Black and White in Color is a 1976 war film and black comedy directed by Jean-Jacques Annaud in his directorial debut. It depicts French colonists at war with the Germans in French West Africa during World War I. The film adopts a strong antimilitaristic point of view, and is noteworthy for ridiculing the French side even more harshly than their German counterparts.
Though a comedy, the film’s portrayal is accurate with a light touch. Ironically this film is the first and only Oscar win for Cote d’Ivoire, as the film was enitrely filmed in Cote d’Ivoire. It won the 1976 Academy Award for Best Foreign Language Film.
#FactsOnly As depicted in the Film:
-The first shot fired by British troops in World War I is commonly attributed to sergeant-major Alhaji Grunshi of the Gold Coast Regiment in the Togoland campaign.
-Togoland (present day Togo) campaign lasted for 17 days, 9-26 August 1914, whilst the Kamerun (present day Cameroon) campaign lasted 1 year, 7 months and 4 days.
-The Germans lost this war effort and colonies were divided amongst the Brits and French.
-France recruited soldiers massively in its African colonies.
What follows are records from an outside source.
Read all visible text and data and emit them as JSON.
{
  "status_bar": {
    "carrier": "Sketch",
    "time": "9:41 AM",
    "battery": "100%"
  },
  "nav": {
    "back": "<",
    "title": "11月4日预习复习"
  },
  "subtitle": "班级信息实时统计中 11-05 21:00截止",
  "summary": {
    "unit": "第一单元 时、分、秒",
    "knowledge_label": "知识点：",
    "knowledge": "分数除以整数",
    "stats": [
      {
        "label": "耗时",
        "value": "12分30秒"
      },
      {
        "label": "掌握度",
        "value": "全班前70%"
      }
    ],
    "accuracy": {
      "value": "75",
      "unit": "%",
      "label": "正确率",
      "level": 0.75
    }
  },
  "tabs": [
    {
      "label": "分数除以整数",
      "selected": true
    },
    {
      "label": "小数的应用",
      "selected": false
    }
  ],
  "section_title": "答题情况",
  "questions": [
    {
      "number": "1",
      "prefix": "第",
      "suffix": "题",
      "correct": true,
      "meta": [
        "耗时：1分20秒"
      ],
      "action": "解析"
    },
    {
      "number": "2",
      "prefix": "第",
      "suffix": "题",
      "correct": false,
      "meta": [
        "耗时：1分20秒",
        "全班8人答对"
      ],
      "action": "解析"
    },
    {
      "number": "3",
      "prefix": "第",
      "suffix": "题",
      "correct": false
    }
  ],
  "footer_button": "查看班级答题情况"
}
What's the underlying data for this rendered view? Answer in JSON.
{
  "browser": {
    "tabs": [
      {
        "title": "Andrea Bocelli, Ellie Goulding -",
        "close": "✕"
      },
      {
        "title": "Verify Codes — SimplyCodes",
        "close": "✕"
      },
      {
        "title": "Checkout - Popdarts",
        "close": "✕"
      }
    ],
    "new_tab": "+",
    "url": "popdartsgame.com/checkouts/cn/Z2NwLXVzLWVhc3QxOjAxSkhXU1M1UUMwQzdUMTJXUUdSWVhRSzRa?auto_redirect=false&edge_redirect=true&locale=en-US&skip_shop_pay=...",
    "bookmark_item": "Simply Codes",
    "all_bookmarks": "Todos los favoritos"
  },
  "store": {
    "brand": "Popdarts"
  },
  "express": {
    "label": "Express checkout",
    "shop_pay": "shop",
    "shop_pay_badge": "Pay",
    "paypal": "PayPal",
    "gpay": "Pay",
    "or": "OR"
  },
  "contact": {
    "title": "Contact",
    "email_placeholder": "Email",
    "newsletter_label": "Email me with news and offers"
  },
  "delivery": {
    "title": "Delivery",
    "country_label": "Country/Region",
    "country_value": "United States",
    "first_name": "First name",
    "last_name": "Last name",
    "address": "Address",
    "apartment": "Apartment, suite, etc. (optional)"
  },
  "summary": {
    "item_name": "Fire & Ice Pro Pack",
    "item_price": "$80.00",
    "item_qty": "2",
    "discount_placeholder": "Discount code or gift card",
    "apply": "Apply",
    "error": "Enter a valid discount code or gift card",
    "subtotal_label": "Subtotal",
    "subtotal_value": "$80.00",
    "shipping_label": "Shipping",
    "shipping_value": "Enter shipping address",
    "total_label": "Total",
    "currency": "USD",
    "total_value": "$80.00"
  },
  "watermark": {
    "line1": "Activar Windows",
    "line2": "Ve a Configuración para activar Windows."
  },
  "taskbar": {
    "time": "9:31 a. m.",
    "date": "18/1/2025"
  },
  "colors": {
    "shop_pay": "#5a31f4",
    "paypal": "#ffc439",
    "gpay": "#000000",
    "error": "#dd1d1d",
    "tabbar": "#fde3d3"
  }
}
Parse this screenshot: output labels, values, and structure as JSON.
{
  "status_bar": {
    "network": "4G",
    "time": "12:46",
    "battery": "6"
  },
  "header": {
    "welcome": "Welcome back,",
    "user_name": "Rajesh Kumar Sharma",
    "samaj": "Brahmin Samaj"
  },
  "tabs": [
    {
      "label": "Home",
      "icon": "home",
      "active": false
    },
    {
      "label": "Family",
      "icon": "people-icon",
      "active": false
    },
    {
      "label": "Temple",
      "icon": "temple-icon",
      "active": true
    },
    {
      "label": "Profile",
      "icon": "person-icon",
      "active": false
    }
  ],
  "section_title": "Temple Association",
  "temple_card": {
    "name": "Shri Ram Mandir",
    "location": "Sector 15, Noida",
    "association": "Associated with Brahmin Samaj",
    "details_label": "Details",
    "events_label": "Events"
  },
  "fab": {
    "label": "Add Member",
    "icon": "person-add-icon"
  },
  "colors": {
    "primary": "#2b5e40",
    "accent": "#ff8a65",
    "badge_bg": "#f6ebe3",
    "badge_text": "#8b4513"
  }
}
According to historian Myron Echenberg, 170,000 soldiers from French West Africa (today’s Mauritania, Senegal, Guinea, Benin, Côte d’Ivoire, Mali, Burkina Faso and Niger) fought for France during World War I. Among them, 30,000 died in combat.
-The British recruited over 1 million Indians to fight in World War I in Europe and Africa.
- In the African campaigns however, though white Europeans were fighting each other, they met on the battlefield first and foremost as fellow colonists, who shared the view of their own superiority to the “indigenous”, the “natives”, the “savages”.